2. Kadane's algorithm (optimal)
Track 'best subarray ending exactly at i'. Either extend the previous best-ending-here by nums[i], or start fresh at nums[i]. Take the max.
- Time
- O(n)
- Space
- O(1)
function maxSubArray(nums) {
let bestEndingHere = nums[0];
let best = nums[0];
for (let i = 1; i < nums.length; i++) {
bestEndingHere = Math.max(nums[i], bestEndingHere + nums[i]);
best = Math.max(best, bestEndingHere);
}
return best;
}Tradeoff: Single pass, constant space, branch-friendly. The canonical answer. The key insight is the 'either extend or restart' choice at each index, which is the smallest possible DP state.

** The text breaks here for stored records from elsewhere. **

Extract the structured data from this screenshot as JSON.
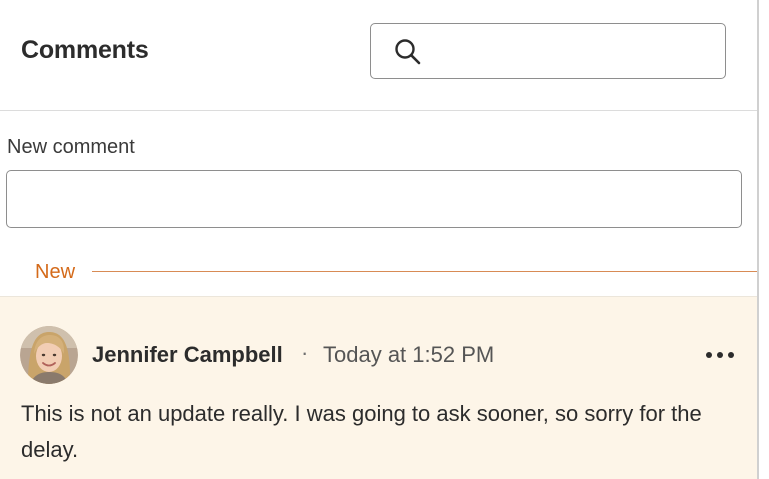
{
  "header": {
    "title": "Comments",
    "search": {
      "placeholder": "",
      "value": "",
      "icon": "search-icon"
    }
  },
  "composer": {
    "label": "New comment",
    "placeholder": "",
    "value": ""
  },
  "divider": {
    "label": "New",
    "color": "#d46a1a"
  },
  "comments": [
    {
      "author": "Jennifer Campbell",
      "separator": "·",
      "timestamp": "Today at 1:52 PM",
      "body": "This is not an update really. I was going to ask sooner, so sorry for the delay.",
      "avatar": "user-avatar",
      "menu_icon": "more-options-icon",
      "highlight_color": "#fdf5e8"
    }
  ]
}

3. Divide and conquer (alternative)
Split the array. Max subarray is either entirely in the left half, entirely in the right half, or crosses the midpoint. Crossing case is a linear scan from the midpoint outward.
- Time
- O(n log n)
- Space
- O(log n) recursion
function maxSubArrayDC(nums) {
function go(lo, hi) {
if (lo === hi) return nums[lo];
const mid = Math.floor((lo + hi) / 2);
const leftMax = go(lo, mid);
const rightMax = go(mid + 1, hi);
// Cross-mid max
let leftSum = -Infinity, sum = 0;
for (let i = mid; i >= lo; i--) { sum += nums[i]; if (sum > leftSum) leftSum = sum; }
let rightSum = -Infinity; sum = 0;
for (let i = mid + 1; i <= hi; i++) { sum += nums[i]; if (sum > rightSum) rightSum = sum; }
return Math.max(leftMax, rightMax, leftSum + rightSum);
}
return go(0, nums.length - 1);
}Tradeoff: Slower asymptotically but useful when the interviewer says 'show me a divide-and-conquer'. Also parallelizable — each recursive call is independent, mappable across cores.
Intel-specific tips
Intel often pushes 'can you parallelize this for multiple cores?' as a follow-up. That's the lever for the divide-and-conquer version — left half, right half, and cross-midpoint all run independently, so it maps cleanly to a thread pool. Mentioning this unprompted lands the Intel-flavored systems signal.
Common mistakes
- Initializing best and bestEndingHere to 0 — wrong when all numbers are negative (the answer should be the least negative).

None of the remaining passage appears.